- Matthew Thorsen
- Dr. Mary Ann Donnelly-DeBay
Stress is a normal part of childhood. But when it starts interfering with a child's day-to-day activities, how should parents respond?
This month, Dr. Mary Ann Donnelly-DeBay, a clinical and school psychologist for the Winooski School District, offers advice on recognizing and coping with kids' anxieties.
KIDS VT: How common are anxiety disorders in kids?
DR. MARY ANN DONNELLY-DEBAY: It's estimated that as many as one in eight children and adolescents will be diagnosed with an anxiety disorder. These disorders are the most commonly diagnosed mental health disability in the country among people of all ages, and they're on the rise in our society. We're seeing more generalized anxiety, more post-traumatic stress disorder, more obsessive-compulsive disorder — the entire spectrum of anxiety disorders, which can all present very differently.

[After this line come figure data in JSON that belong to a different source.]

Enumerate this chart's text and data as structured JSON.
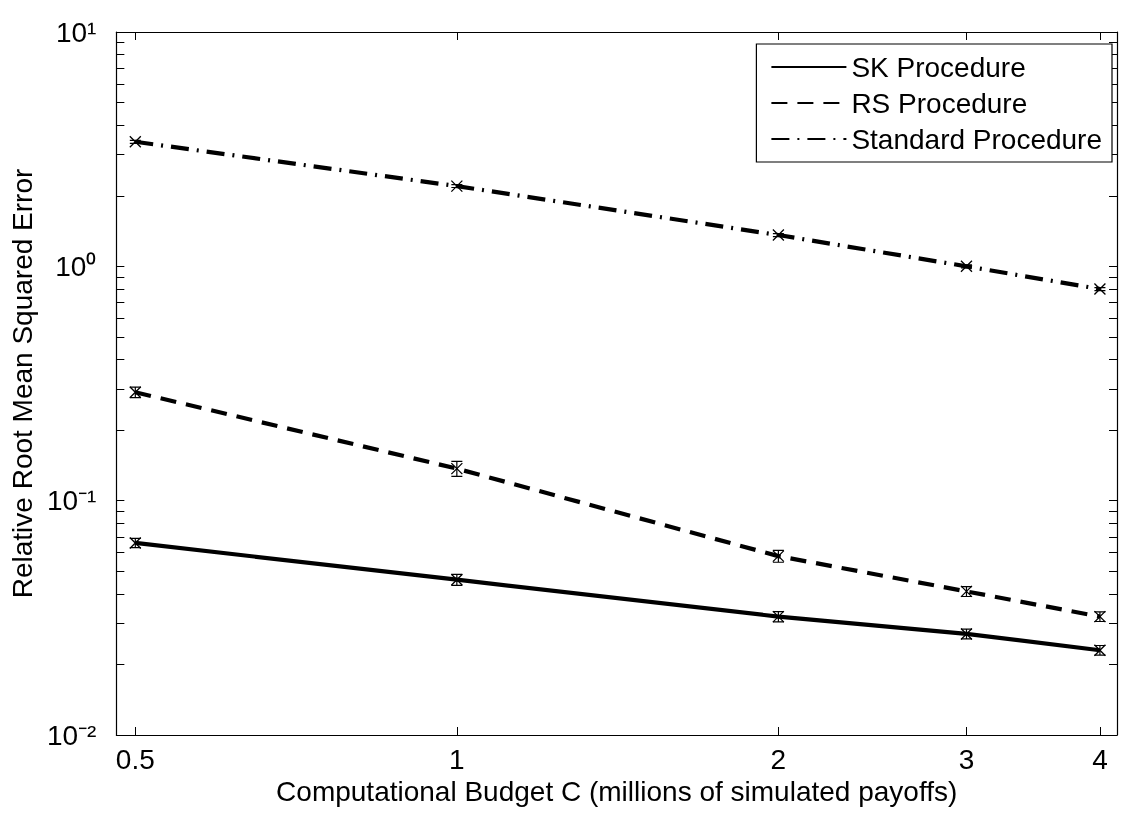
{
  "chart_data": {
    "type": "line",
    "xlabel": "Computational Budget C (millions of simulated payoffs)",
    "ylabel": "Relative Root Mean Squared Error",
    "x": [
      0.5,
      1,
      2,
      3,
      4
    ],
    "series": [
      {
        "name": "SK Procedure",
        "color": "#000000",
        "line_style": "solid",
        "values": [
          0.066,
          0.046,
          0.032,
          0.027,
          0.023
        ],
        "errors": [
          0.003,
          0.0025,
          0.0016,
          0.0013,
          0.0011
        ]
      },
      {
        "name": "RS Procedure",
        "color": "#000000",
        "line_style": "dashed",
        "values": [
          0.29,
          0.137,
          0.058,
          0.041,
          0.032
        ],
        "errors": [
          0.015,
          0.01,
          0.0034,
          0.002,
          0.0015
        ]
      },
      {
        "name": "Standard Procedure",
        "color": "#000000",
        "line_style": "dashdot",
        "values": [
          3.4,
          2.2,
          1.36,
          1.0,
          0.8
        ],
        "errors": [
          0.05,
          0.03,
          0.02,
          0.015,
          0.012
        ]
      }
    ],
    "xlim": [
      0.48,
      4.15
    ],
    "ylim": [
      0.01,
      10
    ],
    "xticks": [
      0.5,
      1,
      2,
      3,
      4
    ],
    "yticks": [
      {
        "value": 0.01,
        "label": "10⁻²"
      },
      {
        "value": 0.02,
        "label": null
      },
      {
        "value": 0.03,
        "label": null
      },
      {
        "value": 0.04,
        "label": null
      },
      {
        "value": 0.05,
        "label": null
      },
      {
        "value": 0.06,
        "label": null
      },
      {
        "value": 0.07,
        "label": null
      },
      {
        "value": 0.08,
        "label": null
      },
      {
        "value": 0.09,
        "label": null
      },
      {
        "value": 0.1,
        "label": "10⁻¹"
      },
      {
        "value": 0.2,
        "label": null
      },
      {
        "value": 0.3,
        "label": null
      },
      {
        "value": 0.4,
        "label": null
      },
      {
        "value": 0.5,
        "label": null
      },
      {
        "value": 0.6,
        "label": null
      },
      {
        "value": 0.7,
        "label": null
      },
      {
        "value": 0.8,
        "label": null
      },
      {
        "value": 0.9,
        "label": null
      },
      {
        "value": 1,
        "label": "10⁰"
      },
      {
        "value": 2,
        "label": null
      },
      {
        "value": 3,
        "label": null
      },
      {
        "value": 4,
        "label": null
      },
      {
        "value": 5,
        "label": null
      },
      {
        "value": 6,
        "label": null
      },
      {
        "value": 7,
        "label": null
      },
      {
        "value": 8,
        "label": null
      },
      {
        "value": 9,
        "label": null
      },
      {
        "value": 10,
        "label": "10¹"
      }
    ],
    "log": "xy",
    "grid": false,
    "legend": "top right",
    "marker": "cross"
  }
}
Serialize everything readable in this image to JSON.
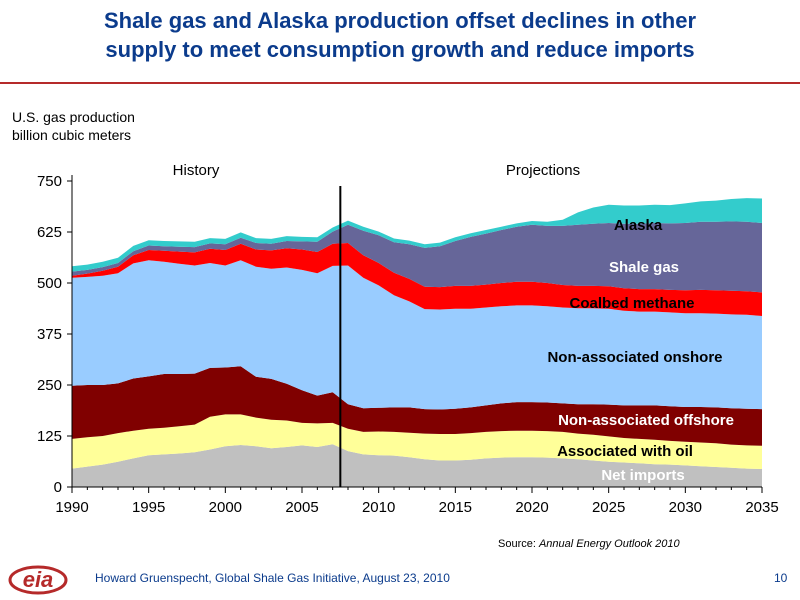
{
  "slide": {
    "title_line1": "Shale gas and Alaska production offset declines in other",
    "title_line2": "supply to meet consumption growth and reduce imports",
    "source_prefix": "Source: ",
    "source_title": "Annual Energy Outlook 2010",
    "footer": "Howard Gruenspecht, Global Shale Gas Initiative, August 23, 2010",
    "page_number": "10",
    "logo_text": "eia",
    "accent_color": "#b52a2a",
    "title_color": "#0b3b8c"
  },
  "chart_data": {
    "type": "area",
    "stacked": true,
    "ylabel_line1": "U.S. gas production",
    "ylabel_line2": "billion cubic meters",
    "ylim": [
      0,
      750
    ],
    "xlim": [
      1990,
      2035
    ],
    "yticks": [
      0,
      125,
      250,
      375,
      500,
      625,
      750
    ],
    "xticks": [
      1990,
      1995,
      2000,
      2005,
      2010,
      2015,
      2020,
      2025,
      2030,
      2035
    ],
    "divider_year": 2007.5,
    "period_labels": {
      "history": "History",
      "projections": "Projections"
    },
    "x": [
      1990,
      1991,
      1992,
      1993,
      1994,
      1995,
      1996,
      1997,
      1998,
      1999,
      2000,
      2001,
      2002,
      2003,
      2004,
      2005,
      2006,
      2007,
      2008,
      2009,
      2010,
      2011,
      2012,
      2013,
      2014,
      2015,
      2016,
      2017,
      2018,
      2019,
      2020,
      2021,
      2022,
      2023,
      2024,
      2025,
      2026,
      2027,
      2028,
      2029,
      2030,
      2031,
      2032,
      2033,
      2034,
      2035
    ],
    "series": [
      {
        "name": "Net imports",
        "color": "#c0c0c0",
        "values": [
          45,
          50,
          55,
          62,
          70,
          78,
          80,
          82,
          85,
          92,
          100,
          103,
          100,
          95,
          98,
          102,
          98,
          105,
          88,
          80,
          78,
          77,
          73,
          68,
          65,
          65,
          67,
          70,
          72,
          73,
          73,
          72,
          70,
          68,
          65,
          62,
          60,
          58,
          56,
          55,
          53,
          51,
          49,
          47,
          45,
          44
        ]
      },
      {
        "name": "Associated with oil",
        "color": "#ffff99",
        "values": [
          73,
          72,
          70,
          70,
          68,
          65,
          65,
          67,
          68,
          80,
          78,
          75,
          70,
          70,
          65,
          55,
          58,
          52,
          55,
          55,
          58,
          58,
          60,
          63,
          65,
          65,
          65,
          65,
          65,
          65,
          65,
          65,
          65,
          63,
          63,
          62,
          60,
          60,
          60,
          58,
          58,
          58,
          58,
          57,
          57,
          57
        ]
      },
      {
        "name": "Non-associated offshore",
        "color": "#800000",
        "values": [
          130,
          128,
          125,
          122,
          128,
          128,
          132,
          128,
          125,
          120,
          115,
          118,
          100,
          100,
          90,
          80,
          68,
          75,
          60,
          58,
          58,
          60,
          62,
          60,
          60,
          62,
          63,
          65,
          68,
          70,
          70,
          70,
          70,
          72,
          75,
          78,
          80,
          82,
          84,
          85,
          85,
          87,
          88,
          89,
          90,
          90
        ]
      },
      {
        "name": "Non-associated onshore",
        "color": "#99ccff",
        "values": [
          265,
          265,
          268,
          270,
          282,
          285,
          275,
          270,
          265,
          257,
          250,
          260,
          270,
          270,
          285,
          295,
          300,
          310,
          340,
          320,
          300,
          275,
          260,
          245,
          245,
          245,
          242,
          240,
          238,
          237,
          237,
          236,
          235,
          235,
          235,
          235,
          232,
          230,
          230,
          230,
          230,
          230,
          230,
          230,
          230,
          228
        ]
      },
      {
        "name": "Coalbed methane",
        "color": "#ff0000",
        "values": [
          5,
          8,
          12,
          16,
          20,
          25,
          27,
          30,
          32,
          35,
          38,
          40,
          42,
          45,
          47,
          50,
          52,
          54,
          55,
          55,
          55,
          55,
          55,
          55,
          55,
          56,
          56,
          56,
          57,
          58,
          58,
          57,
          55,
          55,
          55,
          55,
          55,
          55,
          55,
          55,
          56,
          57,
          57,
          58,
          58,
          58
        ]
      },
      {
        "name": "Shale gas",
        "color": "#666699",
        "values": [
          10,
          9,
          9,
          9,
          10,
          11,
          11,
          12,
          13,
          13,
          14,
          15,
          16,
          16,
          18,
          20,
          25,
          30,
          45,
          60,
          68,
          75,
          85,
          95,
          100,
          110,
          120,
          125,
          130,
          135,
          140,
          140,
          145,
          150,
          152,
          155,
          158,
          160,
          162,
          163,
          165,
          167,
          168,
          170,
          170,
          170
        ]
      },
      {
        "name": "Alaska",
        "color": "#33cccc",
        "values": [
          13,
          13,
          13,
          13,
          13,
          13,
          13,
          13,
          13,
          13,
          13,
          13,
          12,
          12,
          12,
          11,
          11,
          10,
          10,
          10,
          9,
          9,
          9,
          9,
          9,
          9,
          9,
          9,
          8,
          8,
          9,
          10,
          15,
          30,
          40,
          45,
          45,
          45,
          45,
          45,
          48,
          50,
          52,
          55,
          58,
          60
        ]
      }
    ],
    "series_labels": {
      "alaska": "Alaska",
      "shale": "Shale gas",
      "coalbed": "Coalbed methane",
      "onshore": "Non-associated onshore",
      "offshore": "Non-associated offshore",
      "assoc": "Associated with oil",
      "imports": "Net imports"
    }
  }
}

KVT: What do anxiety disorders typically look like in kids?
MADD: There is no "typical." A lot of anxiety in children is just a normal part of their development. A little kid may have separation anxiety from Mom, or nightmares after watching a scary movie. A teenager may have mood swings and anxiety transitioning from middle school to high school. None of those things is unusual, but we still call it anxiety. However, when it interferes with friendships, family, schoolwork and extracurricular activities, then we start to ask whether it's significant and requires intervention.
KVT: At what age does anxiety usually appear?
MADD: It can occur at any age. In the past, people didn't look for it in younger children. I've never seen an infant or 1-year-old diagnosed with an anxiety disorder, but I've had kindergartners who displayed obsessions and compulsions, such as excessively worrying about germs, bringing in their own cups and silverware because they can't use what's at school. It can become so intense that it prevents them from being successful at school.
KVT: Does anxiety present differently in younger kids than in older ones?
MADD: Younger children sometimes become hyperactive or irritable or have trouble concentrating. Sometimes they have nightmares or difficulty sleeping. With adolescents, you tend to see more moodiness. But it can look different at any age. I've seen adolescents who are having problems focusing. Some kids are such perfectionists that they have trouble finishing their schoolwork and never turn it in. Children of all ages may appear sad, hopeless, angry or extremely afraid. Fear and anxiety are normal and healthy responses to threatening or stressful circumstances. However, when those emotions disrupt a child's ability to function, he or she may have an anxiety disorder.
KVT: Are there common misconceptions about anxiety disorders?
MADD: Most people associate them with the internalizing child who's trembling in the back of the classroom and underperforming. Actually, it can also be the kid who's really anxious and has a lot of those same fears but responds by being oppositional or hyperactive. There's also this myth that asking kids if they're thinking about hurting themselves will put that idea in their head. There's nothing wrong with asking that question.
KVT: Is a child more susceptible to an anxiety disorder if one or both parents have one?
MADD: Yes, there is genetic vulnerability, but stressors in the environment can also trigger anxiety. A mother's stress in utero can contribute to the child's vulnerabilities down the road. When a nursing mother experiences stress, her cortisol levels rise, and that will make the baby more susceptible. Poverty also contributes to it, as can inconsistent parenting in a chaotic environment, such as in homes where drugs or alcohol are abused.
KVT: How do parents or caregivers know when normal anxieties require professional help?
MADD: Typically, it's big changes in behavior that bring a kid to my office. If parents see such a change, it's always a good idea to check in with other people who know that child, such as pediatricians, teachers, school counselors and coaches. Sometimes it's important just to monitor the behavior and see if it requires an intervention, or if it's just part of a normal developmental phase. If children ever say that they're thinking of harming themselves, families can get immediate help through crisis resources such as First Call in Chittenden County.
KVT: Is there anything parents can do on their own?
MADD: Asking questions is always great. Kids often have a hard time expressing in words what they're feeling. But if they are encouraged, they often show us through their behaviors.
KVT: What are your thoughts on the use of anti-anxiety drugs?
MADD: If a kid can participate in cognitive behavioral therapy, I would hold off on the meds until I gave that a try. Some kids just can't do it, though, and need the meds to kick-start their therapy. There's research showing that those meds, called SSRIs, can increase the risk of suicide.
KVT: What is cognitive behavioral therapy?
MADD: It involves examining the connection of thoughts, feelings and actions. We work on significantly changing the child's thought patterns in order to alter the resulting feelings and behaviors. There's good research to support that it leads to the best outcomes. A lot of kids achieve great success with this approach, both in managing their anxiety and curing it.